HT55 said:
Primo said:
If you're lucky enough to tolerate both finasteride and minoxidil, then the big 3 will most definitely be enough to maintain your hair... only after 10-15years would you maybe need to consider adding other treatments to your regimen.
minoxidil is effective for roughly 5years, minoxidil + finasteride will be effective for 10-15years in most cases...
Just wondering whose *** you are pulling those numbers out of as they are pure speculation
They most probably present their personal "opinions" based on pieces of experience that they see on this and similar forums - the experience of screaming, desperate guys, who don't react well to medications. Sometimes I tell myself that I should stop visiting these forums, because reading the crap here only makes me paranoid and depressive. For Goodness sake, I have been on minoxidil since 1997, and I still have kept my Norwood 2.5 hairline! And until 2008, when I switched to 5% Kirkland (mainly from financial reasons), I used only the 2% version! That has been 15,5 years! Recently, I met a guy, who has been on 2% minoxidil since early 90's! I seriously doubt that we would be rare anomalies.
Not a long time ago, I saw nice graphs depicting how both finasteride and minoxidil lose their effectiveness after 5 years of treatment.
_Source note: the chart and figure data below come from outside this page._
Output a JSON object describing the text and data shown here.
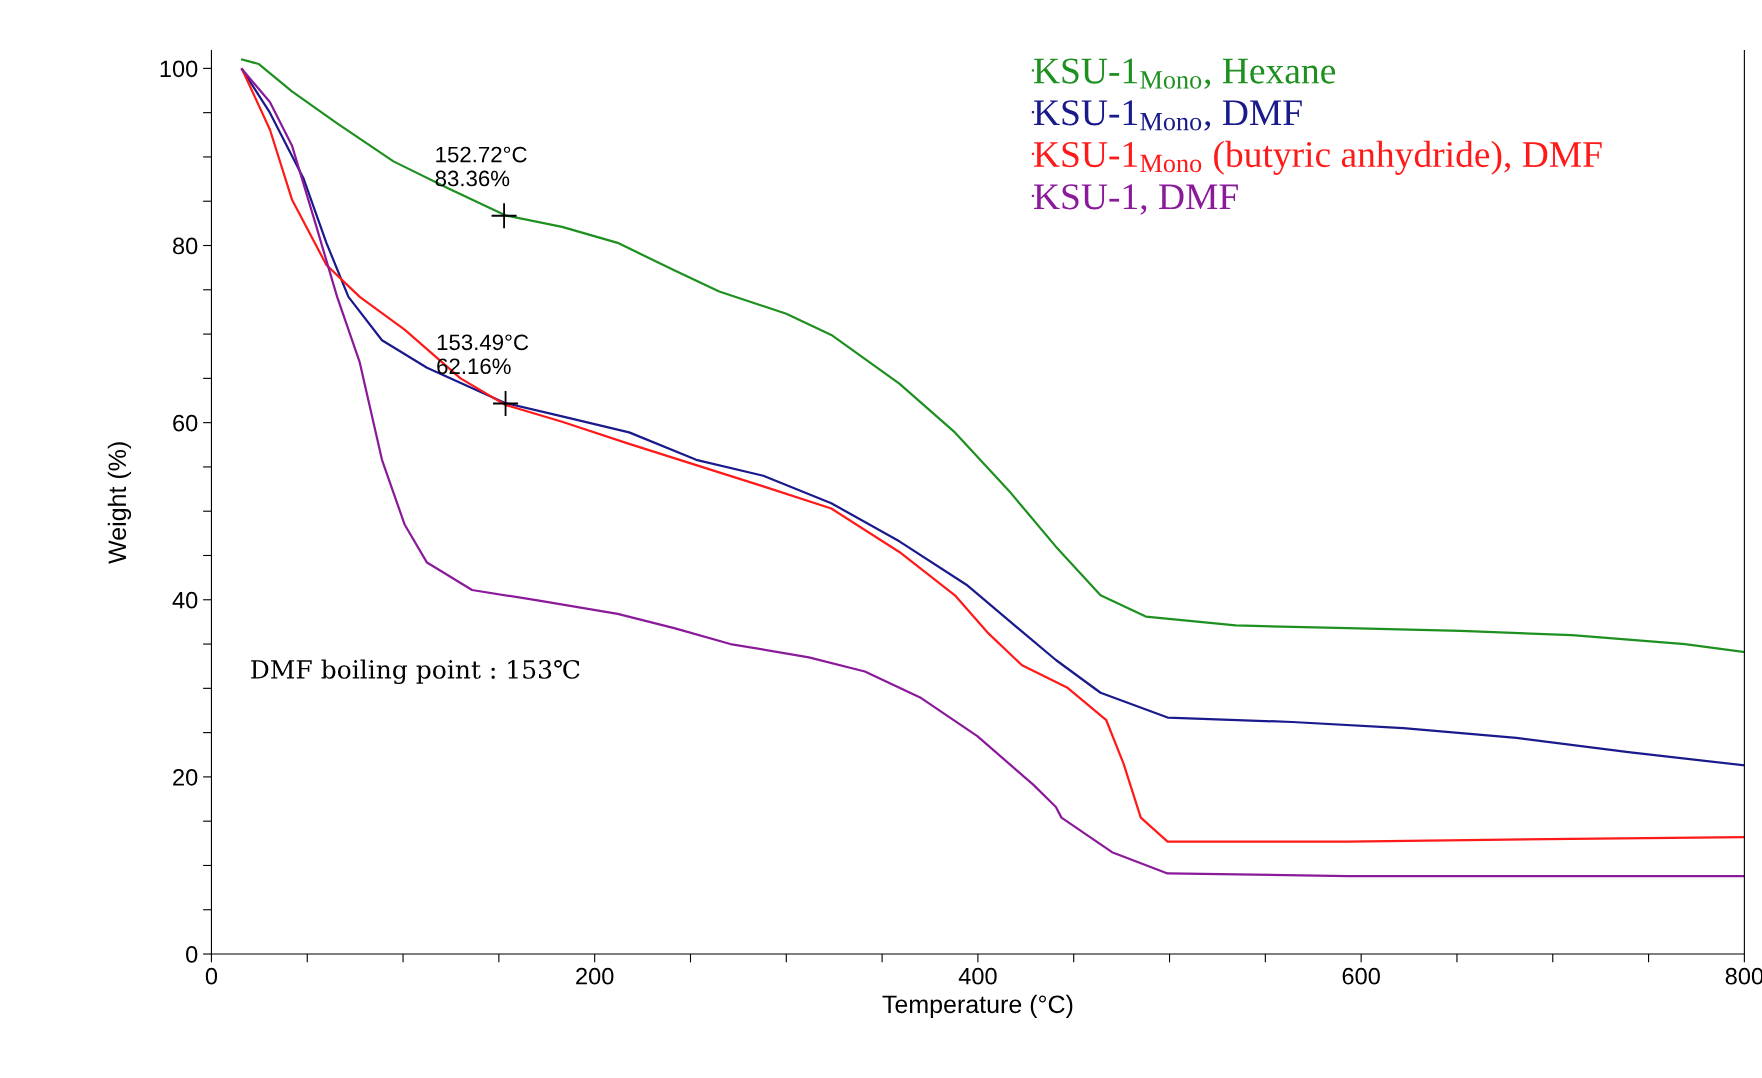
{
  "chart_data": {
    "type": "line",
    "xlabel": "Temperature (°C)",
    "ylabel": "Weight (%)",
    "xlim": [
      0,
      800
    ],
    "ylim": [
      0,
      102
    ],
    "xticks": [
      0,
      {
        "value": 50,
        "label": null
      },
      {
        "value": 100,
        "label": null
      },
      {
        "value": 150,
        "label": null
      },
      200,
      {
        "value": 250,
        "label": null
      },
      {
        "value": 300,
        "label": null
      },
      {
        "value": 350,
        "label": null
      },
      400,
      {
        "value": 450,
        "label": null
      },
      {
        "value": 500,
        "label": null
      },
      {
        "value": 550,
        "label": null
      },
      600,
      {
        "value": 650,
        "label": null
      },
      {
        "value": 700,
        "label": null
      },
      {
        "value": 750,
        "label": null
      },
      800
    ],
    "yticks": [
      0,
      {
        "value": 5,
        "label": null
      },
      {
        "value": 10,
        "label": null
      },
      {
        "value": 15,
        "label": null
      },
      20,
      {
        "value": 25,
        "label": null
      },
      {
        "value": 30,
        "label": null
      },
      {
        "value": 35,
        "label": null
      },
      40,
      {
        "value": 45,
        "label": null
      },
      {
        "value": 50,
        "label": null
      },
      {
        "value": 55,
        "label": null
      },
      60,
      {
        "value": 65,
        "label": null
      },
      {
        "value": 70,
        "label": null
      },
      {
        "value": 75,
        "label": null
      },
      80,
      {
        "value": 85,
        "label": null
      },
      {
        "value": 90,
        "label": null
      },
      {
        "value": 95,
        "label": null
      },
      100
    ],
    "grid": false,
    "legend": "top right",
    "marker": "none",
    "line_style": "solid",
    "series": [
      {
        "name": "KSU-1$_{Mono}$, Hexane",
        "color": "#1e9020",
        "x": [
          16,
          24.6,
          42,
          65.6,
          95,
          124,
          153.6,
          183,
          212,
          241.5,
          265,
          300,
          323.5,
          359,
          388,
          417,
          440.7,
          464,
          487.6,
          534.5,
          593,
          652,
          710,
          769,
          800
        ],
        "values": [
          101,
          100.5,
          97.4,
          93.8,
          89.5,
          86.4,
          83.4,
          82.1,
          80.3,
          77.2,
          74.8,
          72.3,
          69.9,
          64.4,
          58.9,
          52.1,
          46,
          40.5,
          38.1,
          37.1,
          36.8,
          36.5,
          36,
          35,
          34.1
        ]
      },
      {
        "name": "KSU-1$_{Mono}$, DMF",
        "color": "#1a1a8c",
        "x": [
          16,
          30.5,
          48,
          60,
          71.5,
          89,
          112.5,
          153.5,
          183,
          218,
          253,
          288,
          323.5,
          359,
          394,
          417,
          440.7,
          464,
          499,
          564,
          622,
          681,
          739.5,
          800
        ],
        "values": [
          99.9,
          95,
          87.6,
          80.3,
          74.2,
          69.3,
          66.2,
          62.2,
          60.7,
          58.9,
          55.8,
          54,
          50.9,
          46.6,
          41.7,
          37.5,
          33.2,
          29.5,
          26.7,
          26.2,
          25.5,
          24.4,
          22.8,
          21.3
        ]
      },
      {
        "name": "KSU-1$_{Mono}$ (butyric anhydride), DMF",
        "color": "#ff1a1a",
        "x": [
          16,
          30.5,
          42,
          60,
          77.4,
          100.8,
          130,
          153.5,
          183,
          218,
          253,
          288,
          323.5,
          359,
          388,
          405.5,
          423,
          446.5,
          467,
          476,
          485,
          499,
          593,
          710,
          800
        ],
        "values": [
          99.9,
          93.1,
          85.2,
          77.8,
          74.2,
          70.5,
          65,
          62,
          60.1,
          57.6,
          55.2,
          52.8,
          50.3,
          45.4,
          40.5,
          36.2,
          32.6,
          30.1,
          26.4,
          21.5,
          15.4,
          12.7,
          12.7,
          13,
          13.2
        ]
      },
      {
        "name": "KSU-1, DMF",
        "color": "#8b1a9b",
        "x": [
          16,
          30.5,
          42,
          54,
          65.6,
          77.4,
          89,
          100.8,
          112.5,
          136,
          171,
          212,
          241.5,
          270.8,
          311.8,
          341,
          370.4,
          399.7,
          429,
          440.7,
          443.6,
          470,
          499,
          593,
          800
        ],
        "values": [
          99.9,
          96.2,
          91.3,
          82.7,
          74.2,
          66.8,
          55.8,
          48.5,
          44.2,
          41.1,
          39.9,
          38.4,
          36.8,
          35,
          33.5,
          31.9,
          28.9,
          24.6,
          19.1,
          16.6,
          15.4,
          11.5,
          9.1,
          8.8,
          8.8
        ]
      }
    ],
    "annotations": [
      {
        "text": "152.72°C\n83.36%",
        "x": 152.72,
        "y": 83.36
      },
      {
        "text": "153.49°C\n62.16%",
        "x": 153.49,
        "y": 62.16
      },
      "DMF boiling point : 153℃"
    ]
  }
}
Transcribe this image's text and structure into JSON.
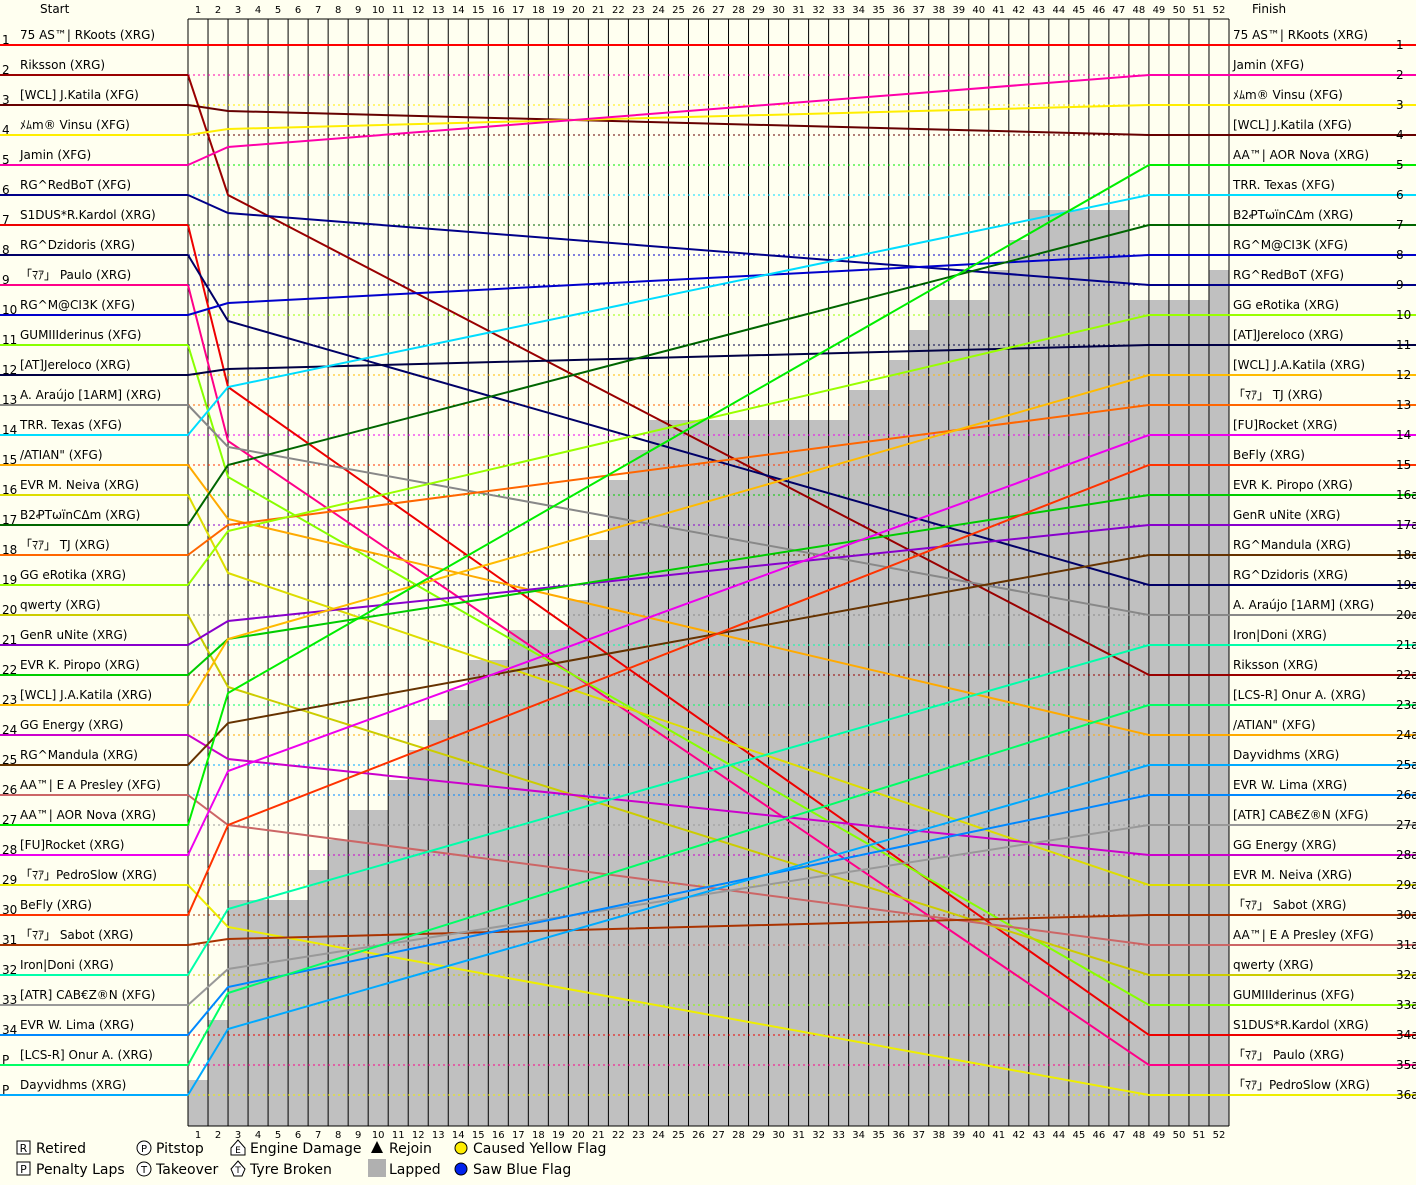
{
  "chart_data": {
    "type": "line",
    "header": {
      "start": "Start",
      "finish": "Finish"
    },
    "laps": 52,
    "positions": 36,
    "start_grid": [
      {
        "pos": "1",
        "name": "75 AS™| RKoots (XRG)",
        "color": "#ff0000"
      },
      {
        "pos": "2",
        "name": "Riksson (XRG)",
        "color": "#990000"
      },
      {
        "pos": "3",
        "name": "[WCL] J.Katila (XFG)",
        "color": "#660000"
      },
      {
        "pos": "4",
        "name": "ﾒﾑm® Vinsu (XFG)",
        "color": "#ffee00"
      },
      {
        "pos": "5",
        "name": "Jamin (XFG)",
        "color": "#ff00aa"
      },
      {
        "pos": "6",
        "name": "RG^RedBoT (XFG)",
        "color": "#000088"
      },
      {
        "pos": "7",
        "name": "S1DUS*R.Kardol (XRG)",
        "color": "#ee0000"
      },
      {
        "pos": "8",
        "name": "RG^Dzidoris (XRG)",
        "color": "#000066"
      },
      {
        "pos": "9",
        "name": "「ﾏｱ」 Paulo (XRG)",
        "color": "#ff0088"
      },
      {
        "pos": "10",
        "name": "RG^M@CI3K (XFG)",
        "color": "#0000cc"
      },
      {
        "pos": "11",
        "name": "GUMIIIderinus (XFG)",
        "color": "#88ff00"
      },
      {
        "pos": "12",
        "name": "[AT]Jereloco (XRG)",
        "color": "#000044"
      },
      {
        "pos": "13",
        "name": "A. Araújo [1ARM] (XRG)",
        "color": "#888888"
      },
      {
        "pos": "14",
        "name": "TRR. Texas (XFG)",
        "color": "#00ddff"
      },
      {
        "pos": "15",
        "name": "/ATIAN\" (XFG)",
        "color": "#ffaa00"
      },
      {
        "pos": "16",
        "name": "EVR M. Neiva (XRG)",
        "color": "#dddd00"
      },
      {
        "pos": "17",
        "name": "B2ꝒTωïnCΔm (XRG)",
        "color": "#006600"
      },
      {
        "pos": "18",
        "name": "「ﾏｱ」 TJ (XRG)",
        "color": "#ff6600"
      },
      {
        "pos": "19",
        "name": "GG eRotika (XRG)",
        "color": "#99ff00"
      },
      {
        "pos": "20",
        "name": "qwerty (XRG)",
        "color": "#cccc00"
      },
      {
        "pos": "21",
        "name": "GenR uNite (XRG)",
        "color": "#8800cc"
      },
      {
        "pos": "22",
        "name": "EVR K. Piropo (XRG)",
        "color": "#00cc00"
      },
      {
        "pos": "23",
        "name": "[WCL] J.A.Katila (XRG)",
        "color": "#ffbb00"
      },
      {
        "pos": "24",
        "name": "GG Energy (XRG)",
        "color": "#cc00cc"
      },
      {
        "pos": "25",
        "name": "RG^Mandula (XRG)",
        "color": "#663300"
      },
      {
        "pos": "26",
        "name": "AA™| E A Presley (XFG)",
        "color": "#cc6666"
      },
      {
        "pos": "27",
        "name": "AA™| AOR Nova (XRG)",
        "color": "#00ee00"
      },
      {
        "pos": "28",
        "name": "[FU]Rocket (XRG)",
        "color": "#ee00ee"
      },
      {
        "pos": "29",
        "name": "「ﾏｱ」PedroSlow (XRG)",
        "color": "#eeee00"
      },
      {
        "pos": "30",
        "name": "BeFly (XRG)",
        "color": "#ff3300"
      },
      {
        "pos": "31",
        "name": "「ﾏｱ」 Sabot (XRG)",
        "color": "#aa3300"
      },
      {
        "pos": "32",
        "name": "Iron|Doni (XRG)",
        "color": "#00ffaa"
      },
      {
        "pos": "33",
        "name": "[ATR] CAB€Z®N (XFG)",
        "color": "#999999"
      },
      {
        "pos": "34",
        "name": "EVR W. Lima (XRG)",
        "color": "#0088ff"
      },
      {
        "pos": "P",
        "name": "[LCS-R] Onur A. (XRG)",
        "color": "#00ff66"
      },
      {
        "pos": "P",
        "name": "Dayvidhms (XRG)",
        "color": "#00aaff"
      }
    ],
    "finish_order": [
      {
        "pos": "1",
        "name": "75 AS™| RKoots (XRG)",
        "color": "#ff0000"
      },
      {
        "pos": "2",
        "name": "Jamin (XFG)",
        "color": "#ff00aa"
      },
      {
        "pos": "3",
        "name": "ﾒﾑm® Vinsu (XFG)",
        "color": "#ffee00"
      },
      {
        "pos": "4",
        "name": "[WCL] J.Katila (XFG)",
        "color": "#660000"
      },
      {
        "pos": "5",
        "name": "AA™| AOR Nova (XRG)",
        "color": "#00ee00"
      },
      {
        "pos": "6",
        "name": "TRR. Texas (XFG)",
        "color": "#00ddff"
      },
      {
        "pos": "7",
        "name": "B2ꝒTωïnCΔm (XRG)",
        "color": "#006600"
      },
      {
        "pos": "8",
        "name": "RG^M@CI3K (XFG)",
        "color": "#0000cc"
      },
      {
        "pos": "9",
        "name": "RG^RedBoT (XFG)",
        "color": "#000088"
      },
      {
        "pos": "10",
        "name": "GG eRotika (XRG)",
        "color": "#99ff00"
      },
      {
        "pos": "11",
        "name": "[AT]Jereloco (XRG)",
        "color": "#000044"
      },
      {
        "pos": "12",
        "name": "[WCL] J.A.Katila (XRG)",
        "color": "#ffbb00"
      },
      {
        "pos": "13",
        "name": "「ﾏｱ」 TJ (XRG)",
        "color": "#ff6600"
      },
      {
        "pos": "14",
        "name": "[FU]Rocket (XRG)",
        "color": "#ee00ee"
      },
      {
        "pos": "15",
        "name": "BeFly (XRG)",
        "color": "#ff3300"
      },
      {
        "pos": "16a",
        "name": "EVR K. Piropo (XRG)",
        "color": "#00cc00"
      },
      {
        "pos": "17a",
        "name": "GenR uNite (XRG)",
        "color": "#8800cc"
      },
      {
        "pos": "18a",
        "name": "RG^Mandula (XRG)",
        "color": "#663300"
      },
      {
        "pos": "19a",
        "name": "RG^Dzidoris (XRG)",
        "color": "#000066"
      },
      {
        "pos": "20a",
        "name": "A. Araújo [1ARM] (XRG)",
        "color": "#888888"
      },
      {
        "pos": "21a",
        "name": "Iron|Doni (XRG)",
        "color": "#00ffaa"
      },
      {
        "pos": "22a",
        "name": "Riksson (XRG)",
        "color": "#990000"
      },
      {
        "pos": "23a",
        "name": "[LCS-R] Onur A. (XRG)",
        "color": "#00ff66"
      },
      {
        "pos": "24a",
        "name": "/ATIAN\" (XFG)",
        "color": "#ffaa00"
      },
      {
        "pos": "25a",
        "name": "Dayvidhms (XRG)",
        "color": "#00aaff"
      },
      {
        "pos": "26a",
        "name": "EVR W. Lima (XRG)",
        "color": "#0088ff"
      },
      {
        "pos": "27a",
        "name": "[ATR] CAB€Z®N (XFG)",
        "color": "#999999"
      },
      {
        "pos": "28a",
        "name": "GG Energy (XRG)",
        "color": "#cc00cc"
      },
      {
        "pos": "29a",
        "name": "EVR M. Neiva (XRG)",
        "color": "#dddd00"
      },
      {
        "pos": "30a",
        "name": "「ﾏｱ」 Sabot (XRG)",
        "color": "#aa3300"
      },
      {
        "pos": "31a",
        "name": "AA™| E A Presley (XFG)",
        "color": "#cc6666"
      },
      {
        "pos": "32a",
        "name": "qwerty (XRG)",
        "color": "#cccc00"
      },
      {
        "pos": "33a",
        "name": "GUMIIIderinus (XFG)",
        "color": "#88ff00"
      },
      {
        "pos": "34a",
        "name": "S1DUS*R.Kardol (XRG)",
        "color": "#ee0000"
      },
      {
        "pos": "35a",
        "name": "「ﾏｱ」 Paulo (XRG)",
        "color": "#ff0088"
      },
      {
        "pos": "36a",
        "name": "「ﾏｱ」PedroSlow (XRG)",
        "color": "#eeee00"
      }
    ],
    "lapped_by_lap": [
      34,
      32,
      28,
      28,
      28,
      28,
      27,
      26,
      25,
      25,
      24,
      23,
      22,
      21,
      20,
      20,
      19,
      19,
      19,
      18,
      16,
      14,
      13,
      12,
      12,
      12,
      12,
      12,
      12,
      12,
      12,
      12,
      12,
      11,
      11,
      10,
      9,
      8,
      8,
      8,
      7,
      6,
      5,
      5,
      5,
      5,
      5,
      8,
      8,
      8,
      8,
      7
    ],
    "legend": [
      {
        "symbol": "R",
        "label": "Retired",
        "kind": "box"
      },
      {
        "symbol": "P",
        "label": "Penalty Laps",
        "kind": "box"
      },
      {
        "symbol": "P",
        "label": "Pitstop",
        "kind": "circle"
      },
      {
        "symbol": "T",
        "label": "Takeover",
        "kind": "circle"
      },
      {
        "symbol": "E",
        "label": "Engine Damage",
        "kind": "house"
      },
      {
        "symbol": "T",
        "label": "Tyre Broken",
        "kind": "star"
      },
      {
        "symbol": "▲",
        "label": "Rejoin",
        "kind": "tri"
      },
      {
        "symbol": "",
        "label": "Lapped",
        "kind": "gray"
      },
      {
        "symbol": "",
        "label": "Caused Yellow Flag",
        "kind": "yellow"
      },
      {
        "symbol": "",
        "label": "Saw Blue Flag",
        "kind": "blue"
      }
    ]
  }
}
Wow, now we have a new study of Rossi et al. showing that finasteride is still efective after 10 years, and in 21% patients, its efficiacy still has been increasing with the length of the cure!
http://www.ncbi.nlm.nih.gov/pubmed/21910805
So where did the previous researchers make a mistake?
Minoxidil turned out to be less effective than finasteride in studies, sure, but it was 5% minoxidil. Therefore, it doesn't mean that minoxidil is less effective than finasteride. It only means that the 5% version is still sub-optimal. And don't tell me that "it doesn't address the underlying cause of baldness" or similar rubbish. It works in a non-hormonal way, but it doesn't mean that it works less.
So, I would be glad, if all the self-proclaimed experts went to hell with their numbers, studies, graphs and other dubious mythologies, and didn't plunge people into depression. I repeat again: Considering that the 5% minoxidil version is generally weaker than finasteride, it is understandable that the number of screaming unfortunates having unsuccessfully used minoxidil will be higher than in finasteride. These people disproportionately gather on internet forums, which makes an impression that their experience is universal.
Furthermore, there is another important factor: It is much easier to take a pill than to apply something on your head regularly for many years. I myself started to flunk my everyday's treatment after several years, but fortunately, I am sufficiently paranoid and hence I quickly returned to my regular regimen, after I felt that I was losing hair. I also noticed that the regimen of many guys is chaotic. They interrupt it from time to time, use different stuffs, or even come with such silly theories that you must preventively stop the treatment for some time, or your body will adapt to it LOL No wonder that such geniuses lose hair. I must also add that there may be a huge difference, when you start the treatment immediately after you observe first signs of male pattern baldness (as I did), and when you start the treatment in the stage of Norwood 3 or even Norwood 5.
Frankly, it would never occur to me that minoxidil should ever stop working. The 2% version produced no regrowth, but stabilized it. And when I switched to 5%Kirkland, I regrew few thin hairs during the initial months, which suggested that 5% minoxidil in 2008 worked noticeably better than 2% minoxidil in 1997. No significant loss of efficiacy over 11 years, apparently. But after visiting internet forums I already became so paranoid that I mix my 5% Kirkland with the 15% EssenGen version to make a 6% concentration. To have better sleep.